Several cybersecurity challenges and educational write-ups from 2021 feature "passlists" or .txt wordlists used for credential testing:
: Developers use these lists to simulate brute-force attacks against login portals, ensuring that rate-limiting and account lockout policies trigger correctly under pressure. The Defensive Countermeasures
passlist.txt (19 entries — 2021) password2021 Summer!2021 Welcome_2021 Pass1234_2021 Sunrise-21 Autumn2021# MyPass_2021 Holiday2021! Qwerty21 Secure21$ TestEntry_2021 Alpha2021 Beta-2021 Gamma_2021 Delta2021! Example2021 Login2021# Access21_pass Vault2021 passlist txt 19 2021
For more information on the most common passwords, you can review the 2025 findings from 3aIT . How passlist.txt is Used in Security Testing
The string points directly to a specialized area within cybersecurity: the use of wordlists for credential stuffing and brute-force penetration testing. In data security, a .txt file containing thousands or millions of common passwords is often referred to as a "passlist" or "password dictionary." Building upon the infamous 2009 "RockYou" breach (which
In June 2021, a forum user leaked a massive password compilation dubbed . Building upon the infamous 2009 "RockYou" breach (which contained 32 million passwords), the 2021 iteration aggregated data from hundreds of historical leaks, totaling a staggering 8.4 billion unique password entries .

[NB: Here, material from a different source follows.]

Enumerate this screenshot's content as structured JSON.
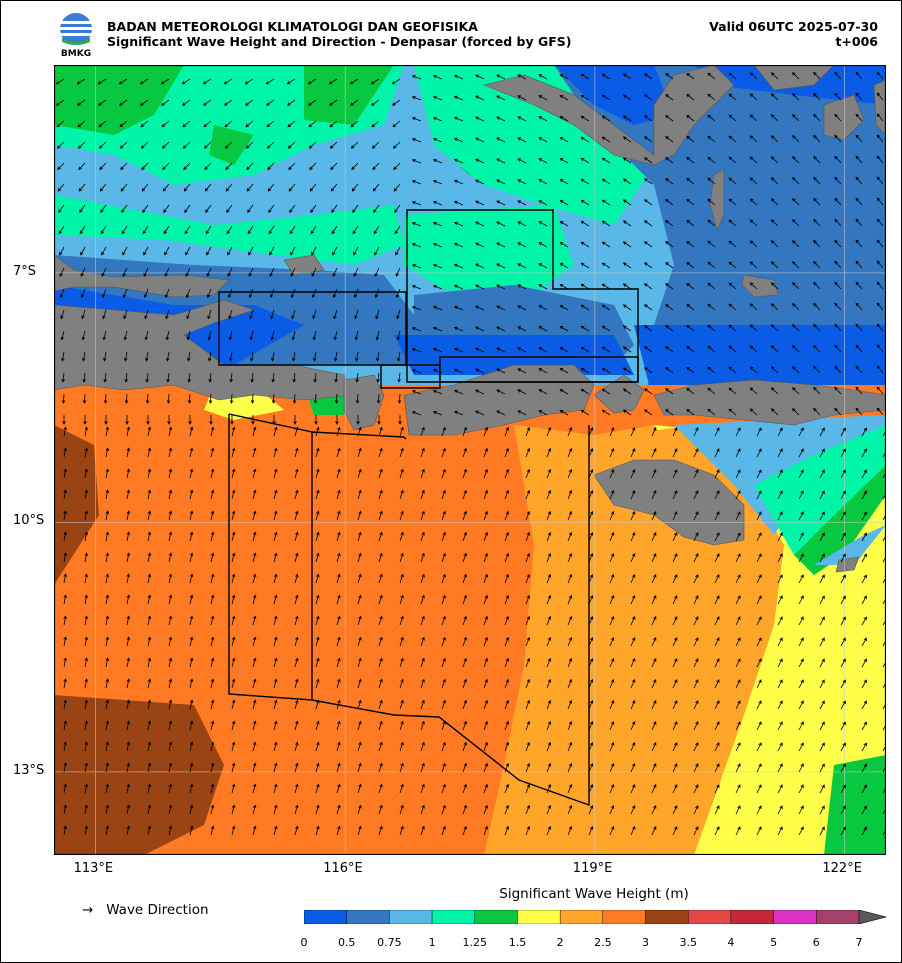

If you are a general user concerned about this list: These files omit metadata
If you are interested in testing your own passwords, I can direct you to secure password generator tools or password manager recommendations. Share public link
Every line contains exactly one string. These files omit metadata, symbols, or spacing formatting unless they are a deliberate part of the password itself.
: Research from 2021 highlighted that the most common passwords remained highly predictable (e.g., "123456" and "admin"), emphasizing the danger of using standard passlists. TryHackMe - Year Of The Rabbit - WRITE-UP - Cloufish's Blog
I’ll create a plain-text "passlist" file containing 19 entries dated 2021. I'll assume you want a simple list of passwords-like strings (for testing). If you want real passwords, don’t use them in production — these are dummy/example entries.